The authors declare no conflict of interest.

Figures

Figure 1
Figure 1
(A) Body size and frequency distribution of field‐caught Nicrophorus spp., illustrated with box‐and‐whisker plots (left) and kernel density estimation (right). Points indicate outliers. (B and C) Temporal variation in abundance of N. vespilloides (left y‐axis) and the other Nicrophorus spp. (right y‐axis) per trap in (B) Gamlingay and (C) Waresley Woods. The values represent the mean ± SEM of data collected per trap at the same time each year. (D and E) Averaged relative abundance of Nicrophorus spp. per trap throughout the field seasons in (D) Gamlingay and (E) Waresley Woods.
Figure 2
Figure 2
Efficiency (%) of carcass use (total brood mass divided by carcass mass) of N. interruptus, N. investigator, and N. vespilloides from Gamlingay Wood and N. vespilloides from Waresley Wood.

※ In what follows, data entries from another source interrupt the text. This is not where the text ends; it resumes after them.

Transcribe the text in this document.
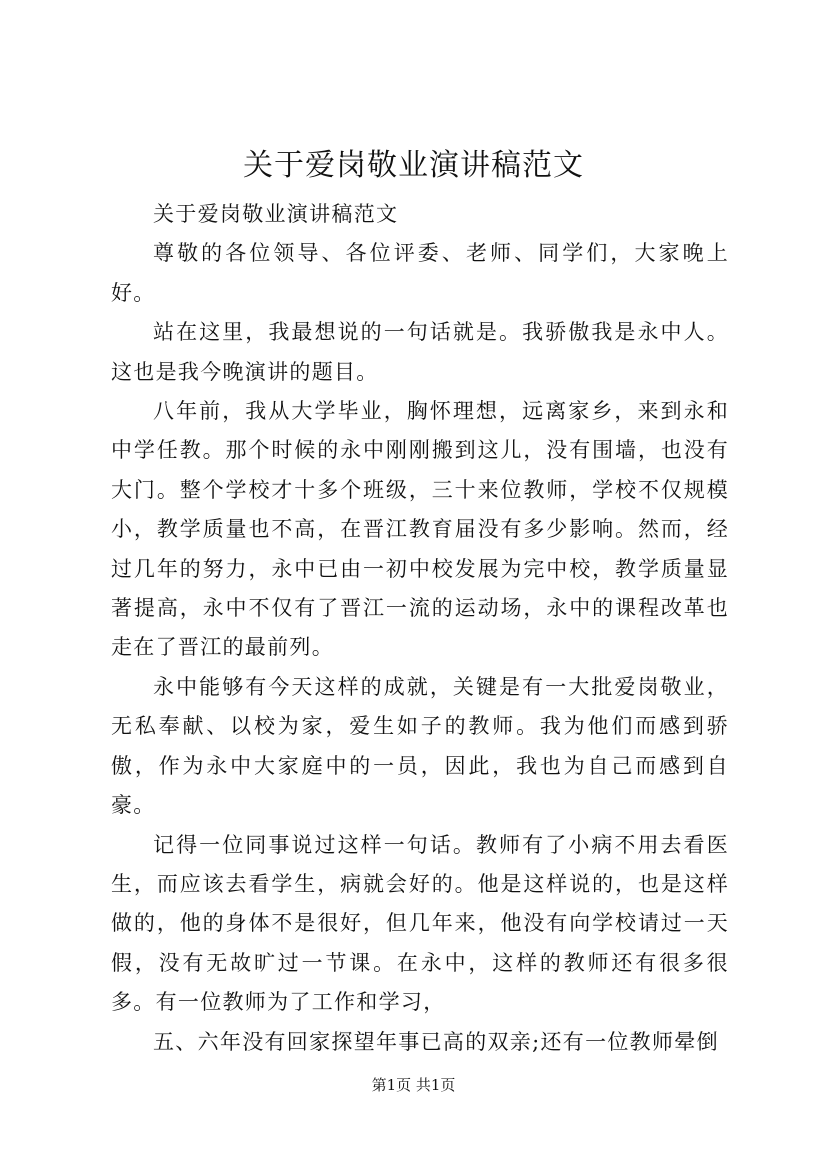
关于爱岗敬业演讲稿范文

关于爱岗敬业演讲稿范文

尊敬的各位领导、各位评委、老师、同学们，大家晚上好。

站在这里，我最想说的一句话就是。我骄傲我是永中人。这也是我今晚演讲的题目。

八年前，我从大学毕业，胸怀理想，远离家乡，来到永和中学任教。那个时候的永中刚刚搬到这儿，没有围墙，也没有大门。整个学校才十多个班级，三十来位教师，学校不仅规模小，教学质量也不高，在晋江教育届没有多少影响。然而，经过几年的努力，永中已由一初中校发展为完中校，教学质量显著提高，永中不仅有了晋江一流的运动场，永中的课程改革也走在了晋江的最前列。

永中能够有今天这样的成就，关键是有一大批爱岗敬业，无私奉献、以校为家，爱生如子的教师。我为他们而感到骄傲，作为永中大家庭中的一员，因此，我也为自己而感到自豪。

记得一位同事说过这样一句话。教师有了小病不用去看医生，而应该去看学生，病就会好的。他是这样说的，也是这样做的，他的身体不是很好，但几年来，他没有向学校请过一天假，没有无故旷过一节课。在永中，这样的教师还有很多很多。有一位教师为了工作和学习，

五、六年没有回家探望年事已高的双亲;还有一位教师晕倒

第1页 共1页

Values represent the mean ± SEM.
Figure 3
Figure 3
The effect of carcass size on (A and B) clutch size and (C and D) average egg volume produced by N. vespilloides. n = 27 Gamlingay N. vespilloides per carcass size treatment, and n = 37 Waresley N. vespilloides per carcass size treatment. (A) and (C) show reaction norms derived when siblings are exposed to Small and Large carcasses, with each line connecting siblings from the same brood; values in (B) and (D) represent the mean ± SEM of these reaction norms, so that population differences can more easily be seen.
Figure 4
Figure 4
Differentiation at putative oogenesis genes. (A) Scatterplot of PBS values for Waresley and Gamlingay in 2‐kb windows genome‐wide. Loci in the lower right hand of the figure show high differentiation in Waresley but not in Gamlingay. Loci with PBS scores greater than 0.05 are highlighted—Waresley = blue, Gamlingay = red, and Both = purple. Notable genes are annotated. (B) Sliding window analysis (window = 500 bp; slide = 100 bp) of PBS values at the 5HT receptor 2a‐like receptor. The peak PBS in Waresley (blue) falls in the last intron of the gene.
Figure 5
Figure 5
The effect of carcass size on the brood size produced by N. vespilloides (n = 46 Gamlingay N. vespilloides per carcass size treatment, and n = 62 Waresley N. vespilloides per carcass size treatment). (A) Reaction norms derived when siblings are exposed to Small and Large carcasses, with each line connecting siblings from the same brood; (B) Mean ± SEM of the values shown in (A), so that population differences can more easily be seen.